If you want to go by car, you´ll find ample parking space at the site.

Castle of St. Anton

The castle, built in the 16th and 17th century stand on a small island at the entrance of the Bay of La Coruna. Meant as a defence fortress against pirates and conquerors, it´s today the seat of a fabulous archaeological and history museum and another one of La Coruna´s must see.

Museum St.Antonio Castle,La Coruna

You may well combine a visit to the castle with a trip to the Tower of Hercules because the tram stop is very close by.

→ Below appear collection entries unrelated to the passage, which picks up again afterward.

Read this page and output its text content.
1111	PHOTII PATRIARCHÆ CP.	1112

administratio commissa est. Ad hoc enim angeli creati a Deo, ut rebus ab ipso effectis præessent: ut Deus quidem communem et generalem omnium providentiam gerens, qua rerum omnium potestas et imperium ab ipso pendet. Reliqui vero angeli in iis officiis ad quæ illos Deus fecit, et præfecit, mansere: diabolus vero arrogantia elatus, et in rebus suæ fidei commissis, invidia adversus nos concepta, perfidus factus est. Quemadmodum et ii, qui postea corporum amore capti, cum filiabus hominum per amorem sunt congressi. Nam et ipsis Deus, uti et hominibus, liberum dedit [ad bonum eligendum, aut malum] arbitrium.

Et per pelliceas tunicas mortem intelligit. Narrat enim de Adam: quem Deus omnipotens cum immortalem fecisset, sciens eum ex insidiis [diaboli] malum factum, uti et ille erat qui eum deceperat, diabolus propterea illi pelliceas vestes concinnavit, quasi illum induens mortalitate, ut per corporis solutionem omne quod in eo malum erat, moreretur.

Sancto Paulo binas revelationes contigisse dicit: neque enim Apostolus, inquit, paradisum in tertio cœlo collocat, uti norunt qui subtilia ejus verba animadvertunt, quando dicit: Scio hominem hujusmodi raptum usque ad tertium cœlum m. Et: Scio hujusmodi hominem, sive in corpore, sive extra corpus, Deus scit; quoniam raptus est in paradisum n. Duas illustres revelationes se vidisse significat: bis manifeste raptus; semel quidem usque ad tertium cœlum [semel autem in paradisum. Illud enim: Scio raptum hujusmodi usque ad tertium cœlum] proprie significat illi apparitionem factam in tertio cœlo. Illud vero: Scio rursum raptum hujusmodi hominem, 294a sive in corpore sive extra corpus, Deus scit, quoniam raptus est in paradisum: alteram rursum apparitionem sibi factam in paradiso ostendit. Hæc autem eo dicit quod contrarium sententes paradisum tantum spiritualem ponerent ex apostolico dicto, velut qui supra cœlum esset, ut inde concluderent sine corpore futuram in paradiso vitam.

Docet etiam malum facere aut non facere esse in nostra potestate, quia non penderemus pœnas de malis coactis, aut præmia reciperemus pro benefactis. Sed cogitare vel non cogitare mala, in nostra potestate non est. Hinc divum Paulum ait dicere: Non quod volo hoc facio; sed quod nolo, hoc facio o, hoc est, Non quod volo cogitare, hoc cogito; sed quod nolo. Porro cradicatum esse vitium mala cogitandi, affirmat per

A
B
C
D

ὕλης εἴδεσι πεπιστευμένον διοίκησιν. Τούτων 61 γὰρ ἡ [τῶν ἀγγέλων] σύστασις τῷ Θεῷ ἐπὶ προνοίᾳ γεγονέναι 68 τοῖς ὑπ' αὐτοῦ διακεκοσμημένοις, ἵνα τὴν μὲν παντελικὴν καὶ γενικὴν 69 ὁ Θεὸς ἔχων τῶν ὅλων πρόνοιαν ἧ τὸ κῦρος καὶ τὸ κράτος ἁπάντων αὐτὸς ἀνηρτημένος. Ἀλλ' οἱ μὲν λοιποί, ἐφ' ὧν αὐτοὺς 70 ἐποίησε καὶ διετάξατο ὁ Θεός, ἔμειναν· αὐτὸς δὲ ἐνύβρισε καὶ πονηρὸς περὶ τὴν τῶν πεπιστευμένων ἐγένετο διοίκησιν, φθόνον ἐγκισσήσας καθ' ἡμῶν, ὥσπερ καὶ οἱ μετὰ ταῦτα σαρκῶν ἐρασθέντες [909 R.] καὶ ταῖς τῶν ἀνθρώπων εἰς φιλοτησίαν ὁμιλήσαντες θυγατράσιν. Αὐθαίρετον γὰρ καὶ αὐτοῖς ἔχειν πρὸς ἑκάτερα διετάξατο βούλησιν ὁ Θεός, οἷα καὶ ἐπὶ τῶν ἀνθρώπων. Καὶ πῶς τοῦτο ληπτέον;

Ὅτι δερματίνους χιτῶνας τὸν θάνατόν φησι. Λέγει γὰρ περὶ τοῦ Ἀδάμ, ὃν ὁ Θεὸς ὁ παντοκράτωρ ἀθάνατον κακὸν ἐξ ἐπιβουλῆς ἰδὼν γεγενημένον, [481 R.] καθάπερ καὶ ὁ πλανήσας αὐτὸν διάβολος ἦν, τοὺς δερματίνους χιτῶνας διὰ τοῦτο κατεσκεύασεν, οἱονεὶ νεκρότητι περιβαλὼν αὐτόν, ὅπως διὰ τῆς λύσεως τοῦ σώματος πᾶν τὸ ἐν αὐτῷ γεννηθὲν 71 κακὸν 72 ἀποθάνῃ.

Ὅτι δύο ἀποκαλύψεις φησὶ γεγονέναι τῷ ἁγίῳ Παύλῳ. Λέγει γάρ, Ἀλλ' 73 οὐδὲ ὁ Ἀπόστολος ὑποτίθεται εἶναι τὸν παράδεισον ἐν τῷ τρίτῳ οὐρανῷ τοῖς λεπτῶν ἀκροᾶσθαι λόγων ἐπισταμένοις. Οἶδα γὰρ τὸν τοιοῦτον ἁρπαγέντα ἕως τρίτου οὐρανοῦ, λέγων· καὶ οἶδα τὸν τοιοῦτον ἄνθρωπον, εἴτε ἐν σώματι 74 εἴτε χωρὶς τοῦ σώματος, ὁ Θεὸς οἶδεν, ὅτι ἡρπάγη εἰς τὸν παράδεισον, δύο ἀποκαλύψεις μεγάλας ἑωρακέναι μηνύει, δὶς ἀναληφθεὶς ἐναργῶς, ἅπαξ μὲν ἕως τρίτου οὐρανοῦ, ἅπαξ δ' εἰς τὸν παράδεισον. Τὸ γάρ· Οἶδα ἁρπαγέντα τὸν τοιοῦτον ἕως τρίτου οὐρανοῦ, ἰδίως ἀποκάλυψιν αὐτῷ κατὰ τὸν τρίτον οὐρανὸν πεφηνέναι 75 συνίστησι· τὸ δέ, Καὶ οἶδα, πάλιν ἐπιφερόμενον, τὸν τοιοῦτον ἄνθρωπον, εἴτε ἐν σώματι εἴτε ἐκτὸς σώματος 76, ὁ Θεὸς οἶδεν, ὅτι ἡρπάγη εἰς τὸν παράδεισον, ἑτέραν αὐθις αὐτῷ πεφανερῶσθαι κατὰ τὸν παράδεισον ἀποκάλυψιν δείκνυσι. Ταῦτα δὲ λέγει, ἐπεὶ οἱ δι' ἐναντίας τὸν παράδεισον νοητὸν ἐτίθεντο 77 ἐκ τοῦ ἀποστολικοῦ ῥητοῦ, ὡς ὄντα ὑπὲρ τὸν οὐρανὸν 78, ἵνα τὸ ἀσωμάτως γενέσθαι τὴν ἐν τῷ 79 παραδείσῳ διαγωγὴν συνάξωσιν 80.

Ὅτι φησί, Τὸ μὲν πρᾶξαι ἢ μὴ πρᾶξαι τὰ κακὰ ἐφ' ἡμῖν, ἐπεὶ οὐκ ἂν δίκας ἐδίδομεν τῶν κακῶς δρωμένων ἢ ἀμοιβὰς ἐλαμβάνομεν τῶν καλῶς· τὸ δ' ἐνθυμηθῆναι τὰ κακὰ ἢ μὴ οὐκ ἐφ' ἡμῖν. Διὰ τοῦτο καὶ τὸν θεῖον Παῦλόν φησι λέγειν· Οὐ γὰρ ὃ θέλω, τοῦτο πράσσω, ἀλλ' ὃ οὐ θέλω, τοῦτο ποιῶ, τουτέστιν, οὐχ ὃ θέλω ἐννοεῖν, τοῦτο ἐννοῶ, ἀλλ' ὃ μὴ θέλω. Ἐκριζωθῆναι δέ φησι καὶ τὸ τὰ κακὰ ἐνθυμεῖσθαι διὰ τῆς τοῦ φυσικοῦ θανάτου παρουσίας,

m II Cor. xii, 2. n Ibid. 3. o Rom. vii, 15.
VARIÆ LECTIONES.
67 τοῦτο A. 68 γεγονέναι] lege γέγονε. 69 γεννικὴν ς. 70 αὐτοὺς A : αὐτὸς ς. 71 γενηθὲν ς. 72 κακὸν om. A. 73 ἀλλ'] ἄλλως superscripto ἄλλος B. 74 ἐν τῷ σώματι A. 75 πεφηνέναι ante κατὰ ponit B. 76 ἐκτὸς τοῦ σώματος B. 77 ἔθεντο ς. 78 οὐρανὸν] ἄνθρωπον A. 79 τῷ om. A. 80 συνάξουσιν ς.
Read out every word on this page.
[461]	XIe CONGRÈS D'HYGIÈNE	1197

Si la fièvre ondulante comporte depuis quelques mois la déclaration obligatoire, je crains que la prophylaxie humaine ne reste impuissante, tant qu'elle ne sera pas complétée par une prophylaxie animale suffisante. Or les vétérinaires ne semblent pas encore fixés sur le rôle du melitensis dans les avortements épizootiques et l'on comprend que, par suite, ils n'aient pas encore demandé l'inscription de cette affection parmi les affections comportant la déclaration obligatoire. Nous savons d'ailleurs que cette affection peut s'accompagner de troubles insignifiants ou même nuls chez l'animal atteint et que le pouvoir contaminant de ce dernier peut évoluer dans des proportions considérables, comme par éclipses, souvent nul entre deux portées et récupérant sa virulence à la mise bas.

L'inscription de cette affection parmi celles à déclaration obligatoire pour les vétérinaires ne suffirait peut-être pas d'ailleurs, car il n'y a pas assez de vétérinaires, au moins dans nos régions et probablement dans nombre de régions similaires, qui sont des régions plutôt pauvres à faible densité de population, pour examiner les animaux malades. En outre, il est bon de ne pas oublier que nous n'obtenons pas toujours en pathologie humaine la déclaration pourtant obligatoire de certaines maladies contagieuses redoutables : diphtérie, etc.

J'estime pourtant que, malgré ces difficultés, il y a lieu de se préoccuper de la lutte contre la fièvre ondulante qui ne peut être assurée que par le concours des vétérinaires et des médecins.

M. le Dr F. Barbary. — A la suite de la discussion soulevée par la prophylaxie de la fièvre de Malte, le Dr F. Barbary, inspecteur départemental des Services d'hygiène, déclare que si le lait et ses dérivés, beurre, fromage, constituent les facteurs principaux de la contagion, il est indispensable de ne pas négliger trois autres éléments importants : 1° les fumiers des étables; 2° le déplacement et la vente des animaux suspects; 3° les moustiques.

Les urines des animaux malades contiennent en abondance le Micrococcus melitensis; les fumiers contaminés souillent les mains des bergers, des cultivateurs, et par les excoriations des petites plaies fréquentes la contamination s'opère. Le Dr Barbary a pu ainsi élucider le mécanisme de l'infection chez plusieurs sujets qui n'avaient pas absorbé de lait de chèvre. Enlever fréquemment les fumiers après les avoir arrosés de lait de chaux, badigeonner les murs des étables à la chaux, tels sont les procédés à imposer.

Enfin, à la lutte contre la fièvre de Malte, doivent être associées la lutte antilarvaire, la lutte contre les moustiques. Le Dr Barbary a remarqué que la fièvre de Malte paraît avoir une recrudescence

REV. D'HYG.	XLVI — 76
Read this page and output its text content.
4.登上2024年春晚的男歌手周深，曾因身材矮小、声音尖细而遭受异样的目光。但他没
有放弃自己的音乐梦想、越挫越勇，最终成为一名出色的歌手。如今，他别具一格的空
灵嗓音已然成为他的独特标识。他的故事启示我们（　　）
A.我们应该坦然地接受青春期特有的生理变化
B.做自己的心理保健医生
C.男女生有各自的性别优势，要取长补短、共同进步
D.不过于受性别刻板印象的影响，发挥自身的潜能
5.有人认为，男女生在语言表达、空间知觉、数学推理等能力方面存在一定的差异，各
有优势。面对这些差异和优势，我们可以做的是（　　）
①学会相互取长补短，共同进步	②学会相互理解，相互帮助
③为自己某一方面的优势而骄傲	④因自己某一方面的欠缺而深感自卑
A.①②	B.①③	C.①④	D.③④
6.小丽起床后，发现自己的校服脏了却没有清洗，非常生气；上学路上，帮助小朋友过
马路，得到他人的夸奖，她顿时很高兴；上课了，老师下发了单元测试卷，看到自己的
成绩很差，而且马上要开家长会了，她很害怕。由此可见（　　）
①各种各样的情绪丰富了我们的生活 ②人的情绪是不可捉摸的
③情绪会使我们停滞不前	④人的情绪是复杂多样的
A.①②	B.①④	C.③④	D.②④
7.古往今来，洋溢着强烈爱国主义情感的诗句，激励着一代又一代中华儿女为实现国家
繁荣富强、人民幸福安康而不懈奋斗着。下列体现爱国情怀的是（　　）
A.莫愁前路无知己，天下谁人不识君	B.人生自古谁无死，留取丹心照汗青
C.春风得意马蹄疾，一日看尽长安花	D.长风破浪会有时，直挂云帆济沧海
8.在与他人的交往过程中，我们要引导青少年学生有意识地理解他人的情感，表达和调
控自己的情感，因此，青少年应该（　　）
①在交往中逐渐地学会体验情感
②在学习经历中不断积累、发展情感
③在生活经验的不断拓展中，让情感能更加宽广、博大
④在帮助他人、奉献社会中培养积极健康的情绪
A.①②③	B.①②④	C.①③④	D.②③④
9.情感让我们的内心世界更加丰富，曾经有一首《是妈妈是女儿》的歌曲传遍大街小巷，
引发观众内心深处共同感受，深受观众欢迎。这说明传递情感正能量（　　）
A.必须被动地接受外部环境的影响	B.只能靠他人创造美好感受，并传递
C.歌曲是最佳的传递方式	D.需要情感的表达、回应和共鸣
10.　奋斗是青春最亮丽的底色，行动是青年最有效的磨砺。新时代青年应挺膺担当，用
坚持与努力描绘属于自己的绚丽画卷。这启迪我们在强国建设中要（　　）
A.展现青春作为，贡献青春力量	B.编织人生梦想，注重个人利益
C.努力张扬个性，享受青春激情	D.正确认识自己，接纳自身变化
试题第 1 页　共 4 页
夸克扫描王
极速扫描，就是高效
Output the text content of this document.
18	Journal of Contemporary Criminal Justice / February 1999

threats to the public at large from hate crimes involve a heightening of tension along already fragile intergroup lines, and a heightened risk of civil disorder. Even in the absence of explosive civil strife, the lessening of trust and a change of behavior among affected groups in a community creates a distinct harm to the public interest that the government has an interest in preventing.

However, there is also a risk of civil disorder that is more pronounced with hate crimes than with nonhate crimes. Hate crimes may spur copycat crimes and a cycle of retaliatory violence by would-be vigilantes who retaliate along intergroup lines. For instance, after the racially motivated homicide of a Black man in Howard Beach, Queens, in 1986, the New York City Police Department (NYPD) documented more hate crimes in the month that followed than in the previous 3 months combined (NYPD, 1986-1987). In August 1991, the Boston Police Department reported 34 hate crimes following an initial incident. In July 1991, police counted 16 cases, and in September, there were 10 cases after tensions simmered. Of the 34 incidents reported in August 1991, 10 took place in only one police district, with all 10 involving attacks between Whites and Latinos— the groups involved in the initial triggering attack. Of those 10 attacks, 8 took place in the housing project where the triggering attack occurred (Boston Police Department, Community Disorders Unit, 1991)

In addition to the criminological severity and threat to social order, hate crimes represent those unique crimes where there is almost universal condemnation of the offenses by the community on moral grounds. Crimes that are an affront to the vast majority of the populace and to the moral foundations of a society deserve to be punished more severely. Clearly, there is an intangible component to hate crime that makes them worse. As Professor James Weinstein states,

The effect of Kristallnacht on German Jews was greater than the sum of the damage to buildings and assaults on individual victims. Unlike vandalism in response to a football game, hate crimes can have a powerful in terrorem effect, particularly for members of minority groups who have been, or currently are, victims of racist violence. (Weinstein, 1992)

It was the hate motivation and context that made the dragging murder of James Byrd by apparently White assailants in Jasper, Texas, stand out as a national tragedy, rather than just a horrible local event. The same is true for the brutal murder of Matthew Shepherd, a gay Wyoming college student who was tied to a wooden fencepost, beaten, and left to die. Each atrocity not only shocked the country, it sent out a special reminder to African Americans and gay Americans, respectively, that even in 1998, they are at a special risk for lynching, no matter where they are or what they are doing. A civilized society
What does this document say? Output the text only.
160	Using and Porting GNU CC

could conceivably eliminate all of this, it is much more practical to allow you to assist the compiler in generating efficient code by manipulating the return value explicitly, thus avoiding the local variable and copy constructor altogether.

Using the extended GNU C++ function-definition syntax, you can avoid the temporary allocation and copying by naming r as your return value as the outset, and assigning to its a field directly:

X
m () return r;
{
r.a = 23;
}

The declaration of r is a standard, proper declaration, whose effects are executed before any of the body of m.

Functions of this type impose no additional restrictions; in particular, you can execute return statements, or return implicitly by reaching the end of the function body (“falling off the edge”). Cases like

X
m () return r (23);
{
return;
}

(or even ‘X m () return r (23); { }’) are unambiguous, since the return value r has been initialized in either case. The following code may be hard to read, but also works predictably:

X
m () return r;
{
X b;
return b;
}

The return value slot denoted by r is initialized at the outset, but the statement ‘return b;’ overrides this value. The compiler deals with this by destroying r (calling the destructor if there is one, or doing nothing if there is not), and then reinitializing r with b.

Address: Paseo Alcalde Francisco Vazquez 2D

Opening times: July and August: 10am to 9pm

Sundays and Bank Holidays: 10am to 3pm

September to June: 10am to 7.30pm

Sundays and Bank Holidays: 10am to 2.30pm

Mondays closed

Admission: €2

In La Coruna you can follow the footsteps of not one but three heroes, real and based on legend.

Don Quijote and Consuegra

Who hasn´t heard about Spain´s most famous work of literature: the adventures of Don Quijote by Cervantes. Accompanied by his side kick Sancho Panza and mounted on his skinny horse Rosinante, the delusional knight made three forays in the region of Castilla La Mancha to fight his imaginary battles. The best known adventure is problem his attack on windmills which he thought to be giants.

Don Quijote  may be a hero of fiction, but the windmills are very real.

Windmills of Consuegra

 Located at a distance of approx. 60km from Toledo in the middle of Castilla La Mancha, Consuegra is a lovely town featuring the seven most well preserved wind mills in Spain.


They all have individual names and stand on a hill overlooking the 12th century castle, just outside the town proper. Passed on from father to son, the windmills were used to grind grain and were in operation until the 1980s.

If you visit Consuegra at the last weekend of October you will have a chance to see a very colourful festival. The best saffron in Spain is grown in this area and the Rose of Saffron Festival celebrates the end of the harvest.

Festival Rose of Saffron

There are competitions to find the fastest plucker of the threads and the most imaginative dishes, all made with the use of saffron. The entire population joins in the festivities often dressed in local costume and the windmills are integrated too.

Pick your own hero or saint of choice and enjoy the cities they came from.